La credenza popolare attribuisce all’“erbina”, come del resto l’Autore ricorda essere chiamata anche “miseria”, presagio di sventura; si diceva infatti che più la pianta era maestosa e più nera era la “miseria” (povertà) della famiglia.
Le Crassulaceae vivono su terreni aridi, calcarei, sui muri e sulle rocce, dal deserto fino a sopra ai duemila metri d’altitudine, abbisognando così di pochissima acqua. In questi habitat hanno sviluppato la capacità di accumulare notevoli quantità d'acqua nelle foglie, che appaiono così carnose, grasse. Hanno fusto sia eretto che pendulo, con infiorescenza stellata per lo più gialla sia a forma singola che a cespo.
Sedum sexangulare L. è chiamata volgarmente “erbina”, mentre Sedum acre L. è chiamata “borracina acre o risetto”, ed è proprio l’estratto diluito di quest'ultima ad essere usata anche oggi in Omeopatia per controllare le emorragie emorroidali.
Contengono l’alcaloide sedacina, arbutina, flavonoidi, tannini, acidi organici, polisaccaridi.

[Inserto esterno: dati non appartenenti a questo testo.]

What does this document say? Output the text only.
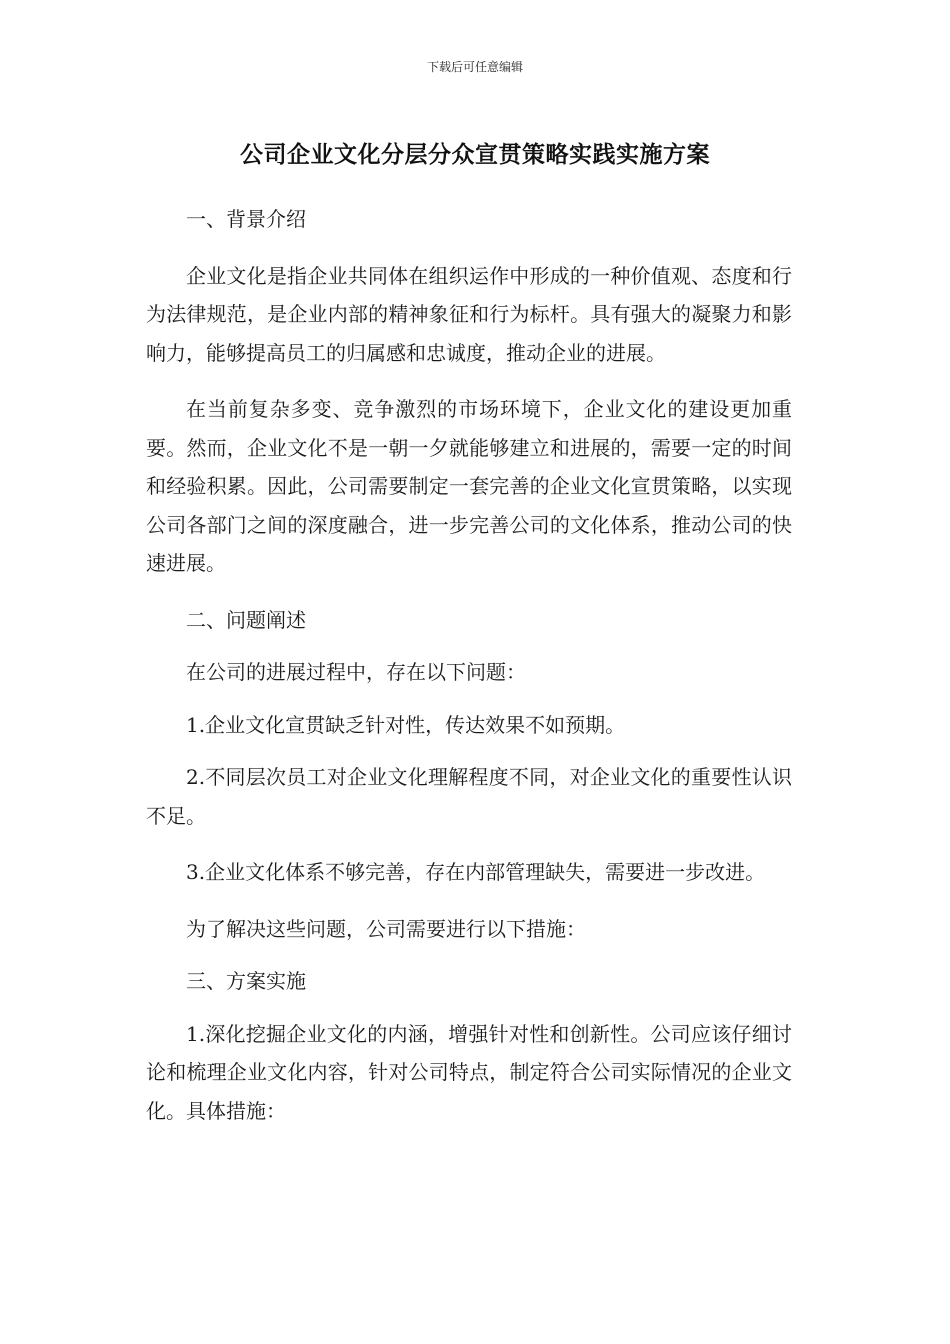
下载后可任意编辑
公司企业文化分层分众宣贯策略实践实施方案

一、背景介绍

企业文化是指企业共同体在组织运作中形成的一种价值观、态度和行为法律规范，是企业内部的精神象征和行为标杆。具有强大的凝聚力和影响力，能够提高员工的归属感和忠诚度，推动企业的进展。

在当前复杂多变、竞争激烈的市场环境下，企业文化的建设更加重要。然而，企业文化不是一朝一夕就能够建立和进展的，需要一定的时间和经验积累。因此，公司需要制定一套完善的企业文化宣贯策略，以实现公司各部门之间的深度融合，进一步完善公司的文化体系，推动公司的快速进展。

二、问题阐述

在公司的进展过程中，存在以下问题：

1.企业文化宣贯缺乏针对性，传达效果不如预期。

2.不同层次员工对企业文化理解程度不同，对企业文化的重要性认识不足。

3.企业文化体系不够完善，存在内部管理缺失，需要进一步改进。

为了解决这些问题，公司需要进行以下措施：

三、方案实施

1.深化挖掘企业文化的内涵，增强针对性和创新性。公司应该仔细讨论和梳理企业文化内容，针对公司特点，制定符合公司实际情况的企业文化。具体措施：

Le proprietà curative ascritte ai Sedum sono emollienti, antiinfiammatorie, antidolorifiche e cicatrizzanti, in particolare per la contemporanea azione dei polisaccaridi e dei flavonoid. Si ricordano anche le azioni ipotensive, sedative e soporifere.
Le parti aeree di Sedum acre sono velenose, mentre tutte indistintamente hanno un sapore acre e bruciante, da cui questa prende il nome. Un’usanza un po’ barbara narra che veniva data da bere (in infusione) alle persone agonizzanti quale estrema risorsa (potremmo dire non una dolce, ma una bruciante ed acre morte, insomma… o “campi” o muori subito).

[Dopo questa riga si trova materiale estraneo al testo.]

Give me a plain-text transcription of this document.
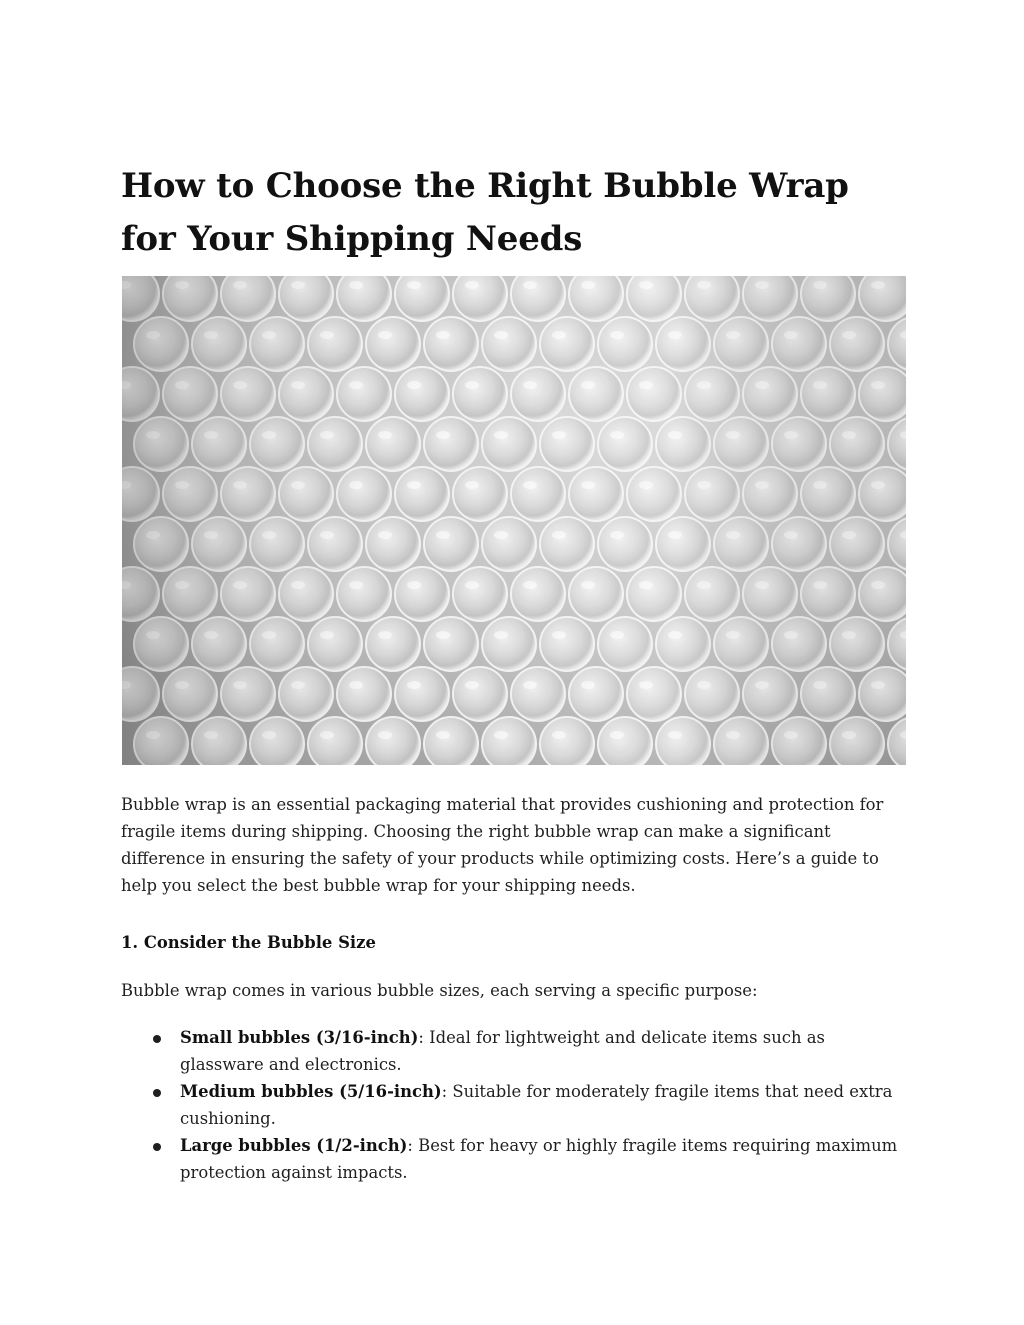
How to Choose the Right Bubble Wrap for Your Shipping Needs

Bubble wrap is an essential packaging material that provides cushioning and protection for fragile items during shipping. Choosing the right bubble wrap can make a significant difference in ensuring the safety of your products while optimizing costs. Here’s a guide to help you select the best bubble wrap for your shipping needs.

1. Consider the Bubble Size

Bubble wrap comes in various bubble sizes, each serving a specific purpose:

Small bubbles (3/16-inch): Ideal for lightweight and delicate items such as glassware and electronics.
Medium bubbles (5/16-inch): Suitable for moderately fragile items that need extra cushioning.
Large bubbles (1/2-inch): Best for heavy or highly fragile items requiring maximum protection against impacts.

Una pianta veramente interessante ed accuratamente studiata è invece Sedum telephium, sottospecie maximum L. o “Erba della Madonna” e non vorrei che la “famosa erbina” fosse da molti confusa con questa. Il dr. Sergio Balatri di Firenze ha usato per molti anni e con successo le foglioline della pianta, decorticate (prive di pellicina) come impacchi nel processo riparativo dei tessuti (ustioni anche gravi). È stata studiata e testata nei laboratori di ricerca più appropriati e molteplici sono le tesi di laurea e le pubblicazioni scientifiche nate intorno ad essa. Delle sostanze contenute, in particolar modo due sono la principali cause del successo curativo fitoterapico. I flavonoidi con la quercetina ed il campferolo, i polisaccaridi con il ramnosio, l’arabinosio, il galattosio e l’acido galatturonico. In tutti i Sedum importante è anche il periodo della raccolta (fine primavera, inizio estate o comunque durante il ciclo di fioritura) che influisce moltissimo sulla presenza più o meno marcata delle sostanze medicamentose.